FOREIGN portfolio investment that moved in and out of the Philippines, or hot money, recorded its largest net outflow in six months in April, swelling from the level in March and reversing a net inflow recorded a year earlier, central bank data shows.
The Bangko Sentral ng Pilipinas (BSP) said hot money transactions during the month resulted in an overall net outflow of $31.14 million, topping the $21.58 million net outflow recorded in March.
The net outflow in April also reversed the $324.77 million net inflow in the corresponding month in 2014. It was the highest net outflow recorded since the $179.90 million that left the country in October 2014.
Total outflows in April rose to $1.96 billion from $1.54 billion a year earlier, while inflows grew to $1.93 billion from the previous year’s $1.87 billion.
However, cumulative figures for transactions during the first four months of 2015 yielded a net inflow of $1.72 billion, a turnaround from the $2.03 billion net outflow in the comparable period in 2014. Year-to-date inflows of $8.76 billion offset the $7.03 billion outflows.
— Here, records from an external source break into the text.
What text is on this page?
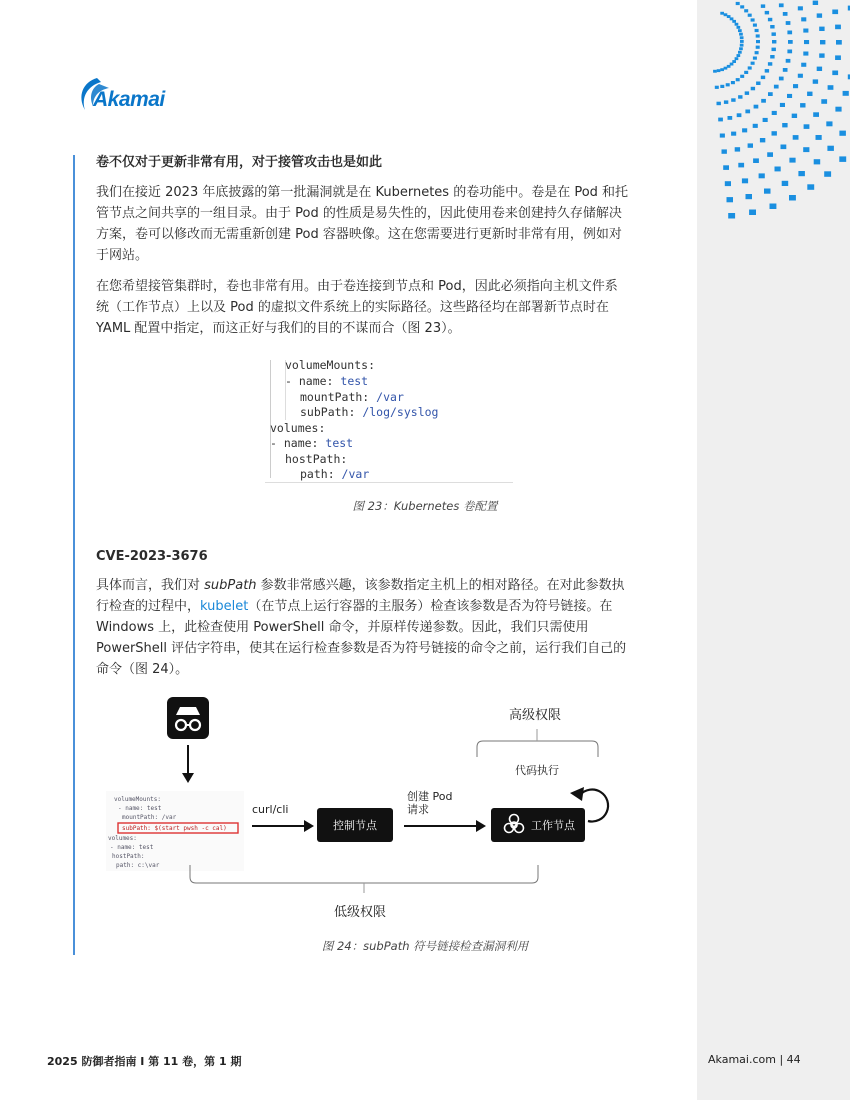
Akamai

卷不仅对于更新非常有用，对于接管攻击也是如此

我们在接近 2023 年底披露的第一批漏洞就是在 Kubernetes 的卷功能中。卷是在 Pod 和托
管节点之间共享的一组目录。由于 Pod 的性质是易失性的，因此使用卷来创建持久存储解决
方案，卷可以修改而无需重新创建 Pod 容器映像。这在您需要进行更新时非常有用，例如对
于网站。
在您希望接管集群时，卷也非常有用。由于卷连接到节点和 Pod，因此必须指向主机文件系
统（工作节点）上以及 Pod 的虚拟文件系统上的实际路径。这些路径均在部署新节点时在
YAML 配置中指定，而这正好与我们的目的不谋而合（图 23）。
volumeMounts:
- name: test
mountPath: /var
subPath: /log/syslog
volumes:
- name: test
hostPath:
path: /var
图 23：Kubernetes 卷配置

CVE-2023-3676

具体而言，我们对 subPath 参数非常感兴趣，该参数指定主机上的相对路径。在对此参数执
行检查的过程中，kubelet（在节点上运行容器的主服务）检查该参数是否为符号链接。在
Windows 上，此检查使用 PowerShell 命令，并原样传递参数。因此，我们只需使用
PowerShell 评估字符串，使其在运行检查参数是否为符号链接的命令之前，运行我们自己的
命令（图 24）。
volumeMounts:
- name: test
mountPath: /var
subPath: $(start pwsh -c cal)
volumes:
- name: test
hostPath:
path: c:\var
curl/cli
控制节点
创建 Pod
请求
工作节点
高级权限
代码执行
低级权限
图 24：subPath 符号链接检查漏洞利用
2025 防御者指南 I 第 11 卷，第 1 期	Akamai.com | 44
The BSP said about 74.3 percent of inbound investment flowed into listed stocks on the Philippine Stock Exchange (PSE) such as holding firms; banks; property companies; food, beverage and tobacco companies; as well as telecommunications firms.
The rest of the hot money went into peso-denominated government securities (GS) and other peso debt instruments (OPDI).
“Transactions in peso GS and OPDIs yielded net inflows of $112 million and $30 million, respectively, while those for transactions on PSE-listed securities resulted in a net outflow of $172 million,” it said.
The United Kingdom, the United States, Singapore, Hong Kong, and Luxembourg were the top five investor countries for April with a combined share of 80 percent, while the US continued to be the main destination of outflows, receiving 84.6 percent of the total, it added.
Last year, foreign portfolio investments registered a net outflow of $310.21 million.